Infographic from "The Power of Produce 2019"

According to the Food Marketing Institute’s (FMI) just released “The Power of Produce 2019” report, which explores produce consumers’ influence on the $60 billion grocery category, produce is still a major profit center food retailers, but younger shoppers are increasingly looking to other channels for their fresh fruit and veggie purchases.

“The new study aims to reinvigorate the produce category and serve as a reminder to grocery retailers that they can’t get too comfortable as the leader in sales,” noted Rick Stein, VP, fresh foods at Arlington, Va.-based FMI. “Specifically, the study suggests a need for a renewed focus on strategies for continued growth, including organic, locally grown produce, value-added produce for time-starved customers, produce-based beverages and private-branded produce.”

The report found that 55 percent of grocery trips include fresh produce, and half of all shoppers named a full-service supermarket as their main outlet when making such a purchase. While traditional grocery retains a large lead in sales, younger consumers are more likely to shop for produce at supercenters and alternative channels, such as dollar stores, convenience stores and farmers’ markets. Indeed, just 34 percent of older Millennials said that a supermarket was their primary store for buying produce.

“Since produce is becoming more widely available as subscriptions, and available across drug and dollar, or even at the airport, the opportunity to differentiate the produce category in grocery is ripe for consideration,” observed Stein.

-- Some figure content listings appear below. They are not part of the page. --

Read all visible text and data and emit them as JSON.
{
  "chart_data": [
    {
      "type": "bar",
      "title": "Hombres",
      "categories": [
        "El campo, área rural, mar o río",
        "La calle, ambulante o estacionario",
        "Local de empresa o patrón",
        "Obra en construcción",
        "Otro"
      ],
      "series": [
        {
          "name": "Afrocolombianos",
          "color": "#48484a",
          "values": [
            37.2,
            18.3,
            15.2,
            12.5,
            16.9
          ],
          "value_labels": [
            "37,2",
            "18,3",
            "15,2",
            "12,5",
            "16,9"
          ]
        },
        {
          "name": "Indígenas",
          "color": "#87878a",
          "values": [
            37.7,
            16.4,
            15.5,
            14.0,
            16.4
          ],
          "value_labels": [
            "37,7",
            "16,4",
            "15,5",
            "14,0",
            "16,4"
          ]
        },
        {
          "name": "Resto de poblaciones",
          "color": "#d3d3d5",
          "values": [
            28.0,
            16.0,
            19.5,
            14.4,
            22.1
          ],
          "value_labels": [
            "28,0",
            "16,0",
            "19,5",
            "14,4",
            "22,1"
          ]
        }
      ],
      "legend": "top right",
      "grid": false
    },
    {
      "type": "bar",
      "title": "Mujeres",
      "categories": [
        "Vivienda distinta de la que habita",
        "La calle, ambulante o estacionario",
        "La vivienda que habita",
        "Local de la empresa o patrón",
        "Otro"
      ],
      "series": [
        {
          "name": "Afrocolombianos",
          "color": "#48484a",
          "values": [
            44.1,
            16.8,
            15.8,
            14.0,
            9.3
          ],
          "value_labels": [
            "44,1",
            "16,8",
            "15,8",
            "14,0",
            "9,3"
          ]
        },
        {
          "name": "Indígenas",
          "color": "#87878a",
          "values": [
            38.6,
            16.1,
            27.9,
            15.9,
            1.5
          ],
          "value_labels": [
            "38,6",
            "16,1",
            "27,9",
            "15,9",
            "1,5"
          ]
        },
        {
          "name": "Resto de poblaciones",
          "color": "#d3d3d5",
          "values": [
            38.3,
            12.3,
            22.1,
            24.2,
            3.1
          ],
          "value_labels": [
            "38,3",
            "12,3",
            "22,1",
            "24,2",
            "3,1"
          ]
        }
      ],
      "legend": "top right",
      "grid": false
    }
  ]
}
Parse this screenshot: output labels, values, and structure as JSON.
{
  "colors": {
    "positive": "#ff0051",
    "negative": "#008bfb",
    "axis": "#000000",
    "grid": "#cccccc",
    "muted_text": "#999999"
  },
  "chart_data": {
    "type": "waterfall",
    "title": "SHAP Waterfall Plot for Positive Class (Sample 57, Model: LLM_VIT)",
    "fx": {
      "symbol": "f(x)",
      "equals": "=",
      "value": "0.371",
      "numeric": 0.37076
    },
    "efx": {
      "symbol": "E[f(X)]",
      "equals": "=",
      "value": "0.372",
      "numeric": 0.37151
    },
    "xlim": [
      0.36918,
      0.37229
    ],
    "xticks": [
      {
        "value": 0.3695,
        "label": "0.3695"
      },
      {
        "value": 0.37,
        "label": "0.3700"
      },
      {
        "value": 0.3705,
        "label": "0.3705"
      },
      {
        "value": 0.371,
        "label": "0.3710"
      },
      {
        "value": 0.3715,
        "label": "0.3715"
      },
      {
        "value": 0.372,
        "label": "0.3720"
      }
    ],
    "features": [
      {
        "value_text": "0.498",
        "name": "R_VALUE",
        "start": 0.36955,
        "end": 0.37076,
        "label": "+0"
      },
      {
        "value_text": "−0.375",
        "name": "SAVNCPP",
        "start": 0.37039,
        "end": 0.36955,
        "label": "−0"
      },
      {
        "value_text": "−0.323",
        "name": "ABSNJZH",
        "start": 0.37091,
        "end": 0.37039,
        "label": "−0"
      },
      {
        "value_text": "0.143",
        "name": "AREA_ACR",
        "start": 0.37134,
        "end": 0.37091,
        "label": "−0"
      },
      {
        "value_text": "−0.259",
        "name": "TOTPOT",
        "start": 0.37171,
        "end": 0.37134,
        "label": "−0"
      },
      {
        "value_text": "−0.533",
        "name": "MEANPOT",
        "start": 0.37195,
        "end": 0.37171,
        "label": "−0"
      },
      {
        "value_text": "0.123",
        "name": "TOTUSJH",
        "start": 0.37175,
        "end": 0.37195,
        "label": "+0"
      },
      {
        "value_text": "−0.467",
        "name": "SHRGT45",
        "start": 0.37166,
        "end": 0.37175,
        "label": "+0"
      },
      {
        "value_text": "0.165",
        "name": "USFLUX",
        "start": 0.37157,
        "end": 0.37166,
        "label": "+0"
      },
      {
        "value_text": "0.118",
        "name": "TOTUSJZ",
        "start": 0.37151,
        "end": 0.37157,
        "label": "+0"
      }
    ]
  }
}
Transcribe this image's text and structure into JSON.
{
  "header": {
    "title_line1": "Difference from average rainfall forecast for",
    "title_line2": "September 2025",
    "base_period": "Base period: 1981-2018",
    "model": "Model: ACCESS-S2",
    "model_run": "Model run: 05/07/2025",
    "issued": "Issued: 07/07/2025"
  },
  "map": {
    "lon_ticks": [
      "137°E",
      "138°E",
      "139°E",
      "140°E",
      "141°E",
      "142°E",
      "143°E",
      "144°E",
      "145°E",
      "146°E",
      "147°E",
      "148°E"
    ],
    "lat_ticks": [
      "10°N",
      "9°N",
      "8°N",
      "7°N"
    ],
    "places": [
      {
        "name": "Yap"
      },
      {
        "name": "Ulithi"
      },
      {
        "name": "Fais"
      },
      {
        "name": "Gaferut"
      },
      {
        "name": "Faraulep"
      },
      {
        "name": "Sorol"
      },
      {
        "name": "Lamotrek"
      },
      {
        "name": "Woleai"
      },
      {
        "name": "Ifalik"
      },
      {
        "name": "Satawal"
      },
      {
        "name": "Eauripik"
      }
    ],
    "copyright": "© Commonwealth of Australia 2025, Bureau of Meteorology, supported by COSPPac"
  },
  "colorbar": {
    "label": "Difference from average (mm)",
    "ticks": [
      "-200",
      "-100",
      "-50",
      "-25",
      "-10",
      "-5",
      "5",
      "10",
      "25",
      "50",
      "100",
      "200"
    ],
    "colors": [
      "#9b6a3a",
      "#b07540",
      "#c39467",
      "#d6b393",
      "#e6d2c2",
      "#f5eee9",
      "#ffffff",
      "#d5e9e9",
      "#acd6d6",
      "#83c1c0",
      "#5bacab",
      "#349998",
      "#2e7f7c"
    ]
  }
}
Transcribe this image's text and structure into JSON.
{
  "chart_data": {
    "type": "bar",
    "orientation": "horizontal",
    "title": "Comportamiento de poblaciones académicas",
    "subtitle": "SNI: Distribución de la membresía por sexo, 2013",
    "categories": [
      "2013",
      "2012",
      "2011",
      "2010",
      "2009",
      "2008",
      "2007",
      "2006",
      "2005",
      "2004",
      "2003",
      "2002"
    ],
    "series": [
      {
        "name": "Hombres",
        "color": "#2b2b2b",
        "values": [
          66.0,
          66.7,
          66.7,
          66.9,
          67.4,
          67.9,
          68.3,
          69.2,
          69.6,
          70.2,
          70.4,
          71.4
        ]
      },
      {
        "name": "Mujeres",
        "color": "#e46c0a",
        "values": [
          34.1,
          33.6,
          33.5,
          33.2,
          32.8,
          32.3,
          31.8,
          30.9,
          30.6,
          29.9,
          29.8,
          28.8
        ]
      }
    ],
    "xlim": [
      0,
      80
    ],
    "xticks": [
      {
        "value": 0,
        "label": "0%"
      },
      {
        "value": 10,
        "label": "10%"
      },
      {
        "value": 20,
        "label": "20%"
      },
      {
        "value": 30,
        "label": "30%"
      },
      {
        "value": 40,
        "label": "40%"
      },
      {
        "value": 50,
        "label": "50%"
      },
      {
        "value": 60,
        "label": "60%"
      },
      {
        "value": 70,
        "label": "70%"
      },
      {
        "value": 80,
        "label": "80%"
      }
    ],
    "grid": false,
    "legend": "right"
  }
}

In response to this trend, supermarkets can do the following:

  • As 53 percent of consumer respondents to FMI’s “The Power of Produce" survey want a greater local assortment, defining the term on average as an 88-mile radius, grocers should come up their own consistent and store-wide definition of local.
  • Grocery stores should stock plenty of value-added produce to help out time-starved customers, sweetening the deal by offering competitive pricing for such items and touting their longer shelf life.
  • With 36 percent of shoppers eating fresh produce only about three times a week or less, grocers can provide guidance on incorporating produce into different meal occasions.
  • A more premium basket featuring value-added, locally sourced and organic products will meet the needs of the consumer and influence grocers’ bottom lines.
  • Grocers need to tell a better story than competing channels about produce items’ freshness, the farms they come from, their uses and nutritional profiles, and also provide an element of discovery for shoppers.   

"The Power of Produce," conducted by San Antonio-based 210 Analytics and supported by data from IRI and Nielsen, was made possible by the support of Burris Logistics, Yerecic Label and Southeast Produce Council.